Radio Białystok | Gość | Lech Kołakowski [wideo] - z klubu parlamentarnego PiS
"6 mln obywateli RP zostało zabitych, zamordowanych, zakatowanych przez Niemców. Gdyby oni żyli, zapewne urodziłoby się około 20 mln Polaków. Sprawy gospodarcze można po jakimś czasie odrobić, ale potencjał biologiczny został na stałe utracony. To jest nasza wielka strata" - mówi Lech Kołakowski.
Białystok jest w czołówce miast, w których zginęło najwięcej mieszkańców podczas niemieckiej okupacji. Tak wynika z raportu o stratach poniesionych przez Polskę w wyniku agresji i okupacji niemieckiej w czasie II wojny światowej. Hitlerowcy zabili prawie 50 tysięcy białostocczan. Więcej osób zginęło tylko w Lublinie, Krakowie, Łodzi i w Warszawie, która straciła 700 tysięcy mieszkańców. Raport przygotował zespół parlamentarny, a w jego pracach uczestniczył podlaski poseł Lech Kołakowski. O szansach na uzyskanie odszkodowania od Niemiec rozmawia z nim Renata Reda.
Renata Reda: Czy obecna sytuacja polityczna na świecie jest dobra, by podejmować temat reparacji od Niemiec?
Lech Kołakowski: Tak.

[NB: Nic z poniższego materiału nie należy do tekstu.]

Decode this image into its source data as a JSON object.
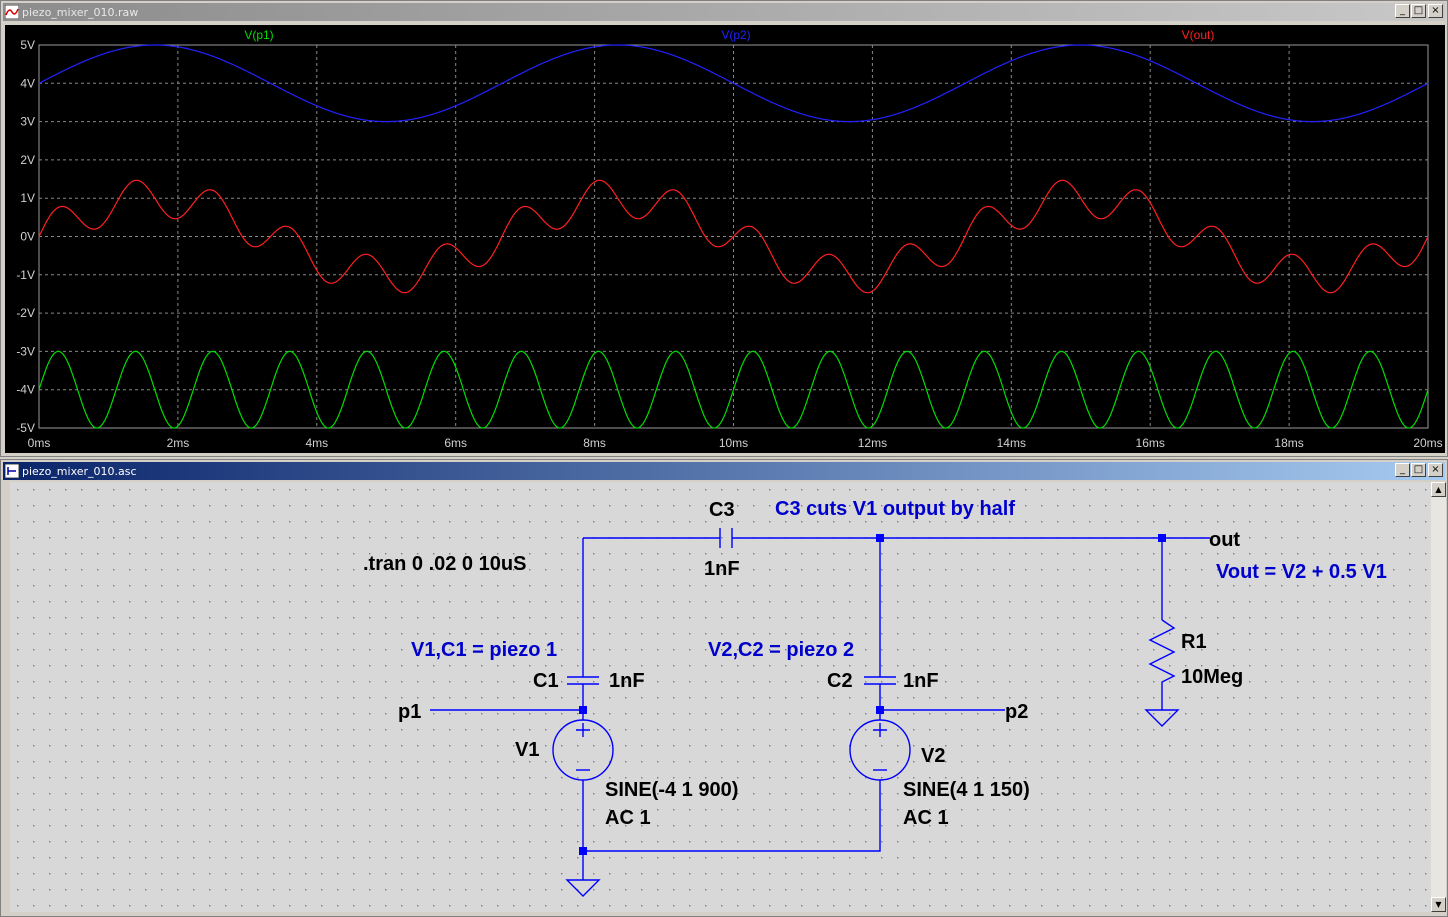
{
  "waveform_window": {
    "title": "piezo_mixer_010.raw"
  },
  "schematic_window": {
    "title": "piezo_mixer_010.asc"
  },
  "window_buttons": {
    "minimize": "_",
    "maximize": "□",
    "close": "×"
  },
  "chart_data": {
    "type": "line",
    "title": "",
    "xlabel": "",
    "ylabel": "",
    "xlim": [
      0,
      20
    ],
    "ylim": [
      -5,
      5
    ],
    "x_unit": "ms",
    "y_unit": "V",
    "grid": true,
    "legend": "top",
    "x_ticks": [
      "0ms",
      "2ms",
      "4ms",
      "6ms",
      "8ms",
      "10ms",
      "12ms",
      "14ms",
      "16ms",
      "18ms",
      "20ms"
    ],
    "y_ticks": [
      "5V",
      "4V",
      "3V",
      "2V",
      "1V",
      "0V",
      "-1V",
      "-2V",
      "-3V",
      "-4V",
      "-5V"
    ],
    "series": [
      {
        "name": "V(p1)",
        "color": "#00dd00",
        "function": "sine",
        "offset": -4,
        "amplitude": 1,
        "freq_hz": 900
      },
      {
        "name": "V(p2)",
        "color": "#2222ff",
        "function": "sine",
        "offset": 4,
        "amplitude": 1,
        "freq_hz": 150
      },
      {
        "name": "V(out)",
        "color": "#ff2020",
        "function": "sum",
        "expression": "0.5*sin(900Hz)+sin(150Hz)"
      }
    ]
  },
  "schematic": {
    "colors": {
      "wire": "#0000ff",
      "text": "#000000",
      "comment": "#0000cc",
      "background": "#d8d8d8"
    },
    "texts": {
      "c3_ref": "C3",
      "c3_value": "1nF",
      "c3_comment": "C3 cuts V1 output by half",
      "tran": ".tran 0 .02 0 10uS",
      "out_label": "out",
      "vout_comment": "Vout = V2 + 0.5 V1",
      "r1_ref": "R1",
      "r1_value": "10Meg",
      "v1c1_comment": "V1,C1 = piezo 1",
      "v2c2_comment": "V2,C2 = piezo 2",
      "c1_ref": "C1",
      "c1_value": "1nF",
      "c2_ref": "C2",
      "c2_value": "1nF",
      "p1_label": "p1",
      "p2_label": "p2",
      "v1_ref": "V1",
      "v1_func": "SINE(-4 1 900)",
      "v1_ac": "AC 1",
      "v2_ref": "V2",
      "v2_func": "SINE(4 1 150)",
      "v2_ac": "AC 1"
    }
  }
}
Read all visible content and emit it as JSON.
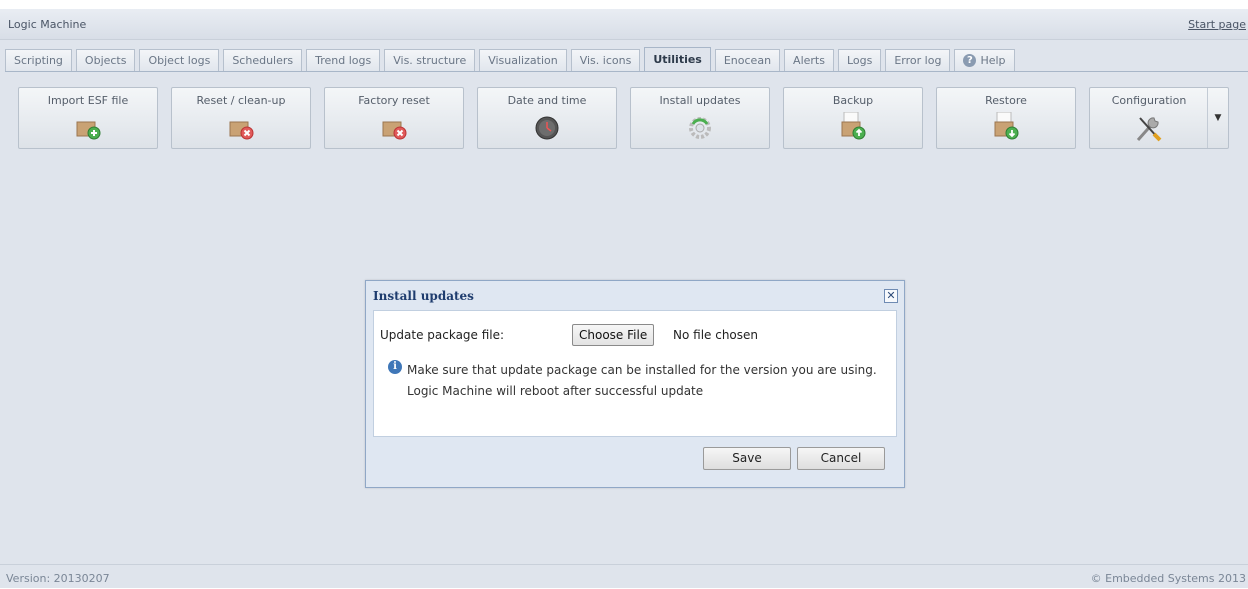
{
  "header": {
    "title": "Logic Machine",
    "start_page": "Start page"
  },
  "tabs": [
    {
      "label": "Scripting"
    },
    {
      "label": "Objects"
    },
    {
      "label": "Object logs"
    },
    {
      "label": "Schedulers"
    },
    {
      "label": "Trend logs"
    },
    {
      "label": "Vis. structure"
    },
    {
      "label": "Visualization"
    },
    {
      "label": "Vis. icons"
    },
    {
      "label": "Utilities",
      "active": true
    },
    {
      "label": "Enocean"
    },
    {
      "label": "Alerts"
    },
    {
      "label": "Logs"
    },
    {
      "label": "Error log"
    },
    {
      "label": "Help",
      "icon": "help-icon"
    }
  ],
  "toolbar": {
    "buttons": [
      {
        "label": "Import ESF file",
        "icon": "box-add-icon"
      },
      {
        "label": "Reset / clean-up",
        "icon": "box-remove-icon"
      },
      {
        "label": "Factory reset",
        "icon": "box-remove-icon"
      },
      {
        "label": "Date and time",
        "icon": "clock-icon"
      },
      {
        "label": "Install updates",
        "icon": "gear-refresh-icon"
      },
      {
        "label": "Backup",
        "icon": "box-upload-icon"
      },
      {
        "label": "Restore",
        "icon": "box-download-icon"
      },
      {
        "label": "Configuration",
        "icon": "tools-icon",
        "dropdown": true
      }
    ]
  },
  "dialog": {
    "title": "Install updates",
    "field_label": "Update package file:",
    "choose_file": "Choose File",
    "no_file": "No file chosen",
    "info": "Make sure that update package can be installed for the version you are using. Logic Machine will reboot after successful update",
    "save": "Save",
    "cancel": "Cancel"
  },
  "footer": {
    "version": "Version: 20130207",
    "copyright": "© Embedded Systems 2013"
  },
  "colors": {
    "background": "#dfe4ec",
    "dialog_title": "#1e3c6e",
    "info_icon": "#3f77b8"
  }
}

Konflikt na wschodniej granicy Polski, w Ukrainie, pokazuje, że jednak tego typu kwestie związane z '39 rokiem, reparacje, odszkodowania dla państwa polskiego związane z napaścią Niemiec hitlerowskich na Polskę, zniszczeniem części potencjału biologicznego, zniszczenie gospodarki, kultury, naszej tradycji, naszego dorobku intelektualnego, jest koniecznością, abyśmy upomnieli się o to, co Niemcy hitlerowskie zniszczyli.
Jakie ma pan rozeznanie, jeśli chodzi o nastroje wśród przywódców państw europejskich? Jak oni zapatrują się na tę sprawę?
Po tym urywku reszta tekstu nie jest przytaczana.